ÉDITORIAL par Stéphane Gaudet, rédacteur en chef

Tant de beauté

Editorial03Nous vivons dans l’incertitude. Quand cette pandémie sera-t-elle terminée? Quand rouvrira le Sanctuaire, fermé au public depuis le mois de mars? Quand reprendront les messes? À quoi ressemblera l’été? En ce début de mai où j'écris cet éditorial, au rythme où vont les événements, impossible de prédire où nous en serons quand vous lirez ces lignes.

Beaucoup d'incertitude donc, mais il y a au moins une chose dont on peut être sûr: l’été s'en vient. Ce n’est pas une pandémie qui va arrêter la terre de tourner ni les saisons de se succéder, comme le veut le Créateur. «Tant que la terre durera, semailles et moissons, froidure et chaleur, été et hiver, jour et nuit jamais ne cesseront» (Genèse 8,22).

On va probablement passer un été bien différent de ceux auxquels nous sommes habitués. Pas de grandes festivités pour la Saint-Jean-Baptiste. Pas de festivals nulle part, même pas de Festival de l’Assomption ici au Sanctuaire. Pas de voyages à l'étranger, on va passer l’été chez nous.

On n’est pas si mal, chez nous. Nul besoin d’aller bien loin pour voir de belles choses. Si on ouvre l’oeil, on peut trouver du beau partout, même tout près de nous. Et ce n'est pas sans raison qu’on surnomme l’été «la belle saison». Moi, chaque fois que la splendeur d'un paysage estival m’éblouit, je sens monter à mon cœur les paroles d’un cantique récitées dans le film d’ingmar Bergman Les Fraises sauvages : 

Quand tant de beauté surgit à nos yeux
Dans chaque témoignage de la vie et de la création,
Que doit être belle la Source éternelle et claire de toute chose!

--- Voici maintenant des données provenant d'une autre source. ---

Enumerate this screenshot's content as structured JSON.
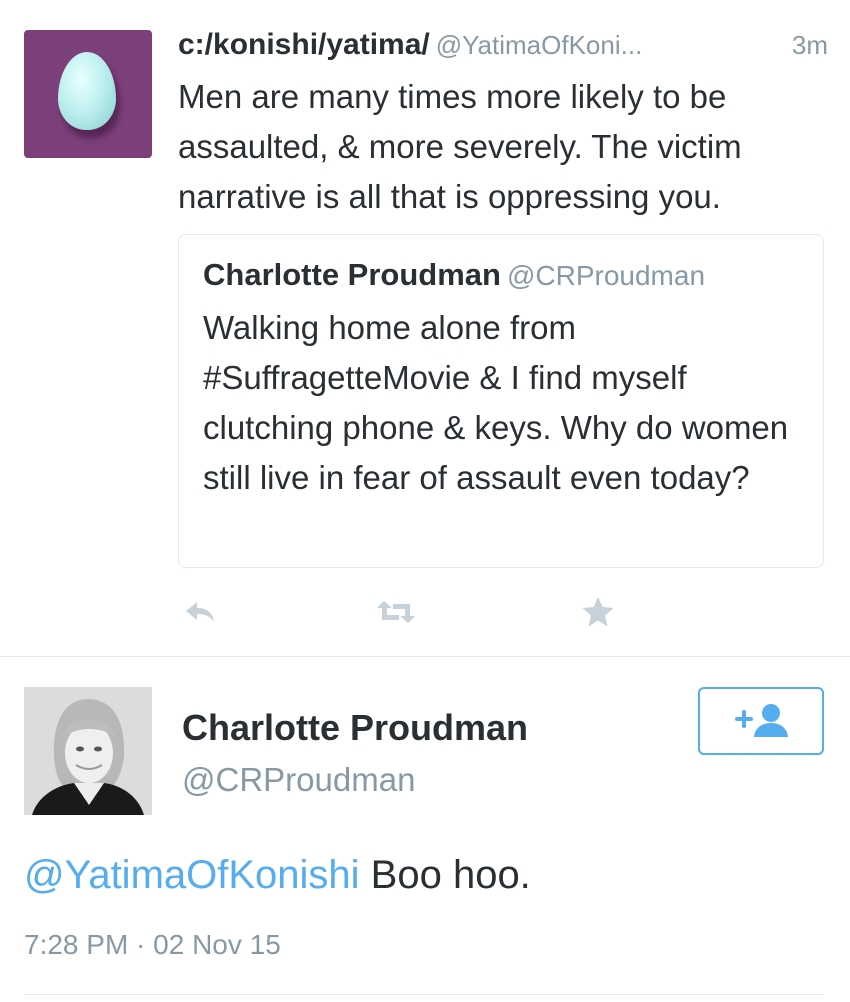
{
  "tweet": {
    "author_name": "c:/konishi/yatima/",
    "author_handle": "@YatimaOfKoni...",
    "time": "3m",
    "text": "Men are many times more likely to be assaulted, & more severely. The victim narrative is all that is oppressing you.",
    "avatar_icon": "egg-avatar",
    "quote": {
      "author_name": "Charlotte Proudman",
      "author_handle": "@CRProudman",
      "text": "Walking home alone from #SuffragetteMovie & I find myself clutching phone & keys. Why do women still live in fear of assault even today?"
    },
    "actions": [
      {
        "icon": "reply-icon"
      },
      {
        "icon": "retweet-icon"
      },
      {
        "icon": "favorite-icon"
      }
    ]
  },
  "reply": {
    "author_name": "Charlotte Proudman",
    "author_handle": "@CRProudman",
    "follow_icon": "follow-user-icon",
    "mention": "@YatimaOfKonishi",
    "text": " Boo hoo.",
    "timestamp": "7:28 PM · 02 Nov 15"
  },
  "colors": {
    "accent": "#55acee",
    "muted": "#8899a6",
    "text": "#292f33",
    "divider": "#e1e8ed"
  }
}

Mais où est donc l’Ami que partout et toujours je cherche?
Dès le jour naissant, mon désir ne fait que croître
Et quand la nuit s’efface, c’est en vain que je L’appelle.

Je vois Ses traces pourtant, je sens qu’Il est présent
Partout où la sève monte de la terre
Où embaume une fleur et où s’incline le blé doré.

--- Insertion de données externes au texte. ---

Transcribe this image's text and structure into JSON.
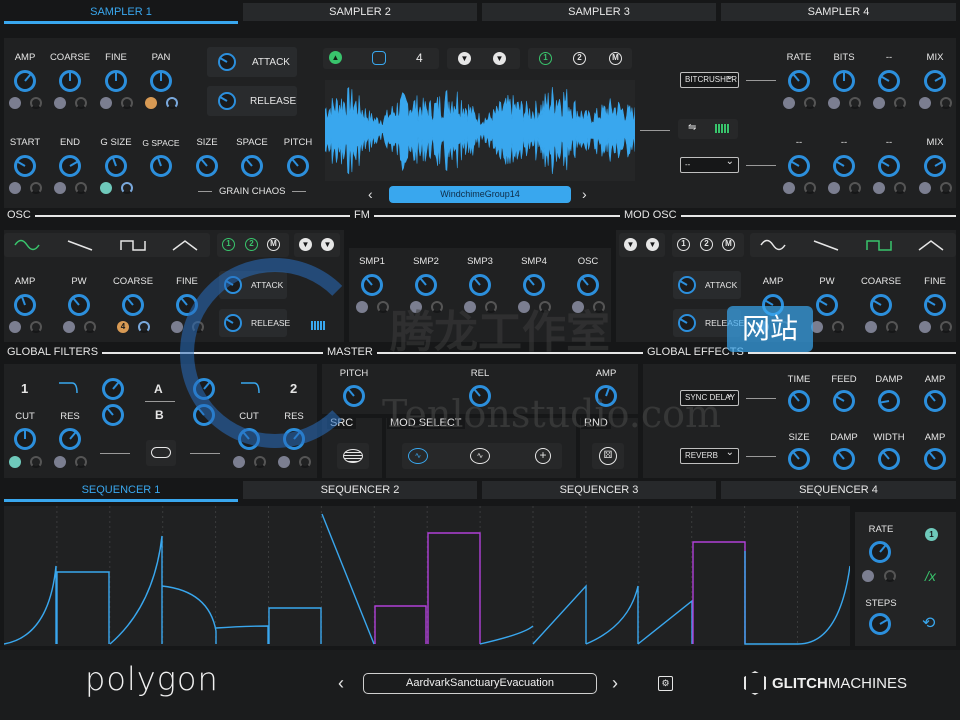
{
  "top_tabs": [
    "SAMPLER 1",
    "SAMPLER 2",
    "SAMPLER 3",
    "SAMPLER 4"
  ],
  "sampler": {
    "row1_labels": [
      "AMP",
      "COARSE",
      "FINE",
      "PAN"
    ],
    "row2_labels": [
      "START",
      "END",
      "G SIZE",
      "G SPACE",
      "SIZE",
      "SPACE",
      "PITCH"
    ],
    "grain_chaos": "GRAIN CHAOS",
    "attack": "ATTACK",
    "release": "RELEASE",
    "voice_count": "4",
    "mode_1": "1",
    "mode_2": "2",
    "mode_m": "M",
    "sample_name": "WindchimeGroup14",
    "fx_select": "BITCRUSHER",
    "fx_select_2": "--",
    "fx_row1_labels": [
      "RATE",
      "BITS",
      "--",
      "MIX"
    ],
    "fx_row2_labels": [
      "--",
      "--",
      "--",
      "MIX"
    ]
  },
  "sections": {
    "osc": "OSC",
    "fm": "FM",
    "mod_osc": "MOD OSC",
    "global_filters": "GLOBAL FILTERS",
    "master": "MASTER",
    "global_effects": "GLOBAL EFFECTS"
  },
  "osc": {
    "labels": [
      "AMP",
      "PW",
      "COARSE",
      "FINE"
    ],
    "attack": "ATTACK",
    "release": "RELEASE",
    "coarse_badge": "4"
  },
  "fm": {
    "labels": [
      "SMP1",
      "SMP2",
      "SMP3",
      "SMP4",
      "OSC"
    ]
  },
  "mod_osc": {
    "labels": [
      "AMP",
      "PW",
      "COARSE",
      "FINE"
    ],
    "attack": "ATTACK",
    "release": "RELEASE"
  },
  "filters": {
    "f1": "1",
    "f2": "2",
    "a": "A",
    "b": "B",
    "cut": "CUT",
    "res": "RES"
  },
  "master": {
    "pitch": "PITCH",
    "rel": "REL",
    "amp": "AMP",
    "src": "SRC",
    "mod_select": "MOD SELECT",
    "rnd": "RND"
  },
  "effects": {
    "fx1": "SYNC DELAY",
    "fx2": "REVERB",
    "row1_labels": [
      "TIME",
      "FEED",
      "DAMP",
      "AMP"
    ],
    "row2_labels": [
      "SIZE",
      "DAMP",
      "WIDTH",
      "AMP"
    ]
  },
  "seq_tabs": [
    "SEQUENCER 1",
    "SEQUENCER 2",
    "SEQUENCER 3",
    "SEQUENCER 4"
  ],
  "seq_side": {
    "rate": "RATE",
    "steps": "STEPS"
  },
  "footer": {
    "logo": "polygon",
    "preset": "AardvarkSanctuaryEvacuation",
    "brand_bold": "GLITCH",
    "brand_rest": "MACHINES"
  },
  "watermark": {
    "cn": "腾龙工作室",
    "net": "网站",
    "en": "Tenlonstudio.com"
  },
  "colors": {
    "accent": "#39a7ee",
    "purple": "#b040d8",
    "green": "#39c46c"
  }
}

Je Le sens dans l’air léger dont le souffle nous caresse
Et que je respire avec délice.
Et j’entends Sa voix qui se mêle au chant de l’été.

Seul un regard croyant sur la belle saison pourra y déceler l’œuvre de Dieu.

La vie continue. Différemment, moins trépidante, mais elle suit son cours. Cette beauté de l’été tombe à point, nous en avons bien besoin après ce printemps éprouvant. Malgré les événements, malgré tout, rendons grâce au Créateur pour la beauté qui nous entoure. En ce temps où tout est changé, la beauté de la création est l’une des rares choses qui ne change pas.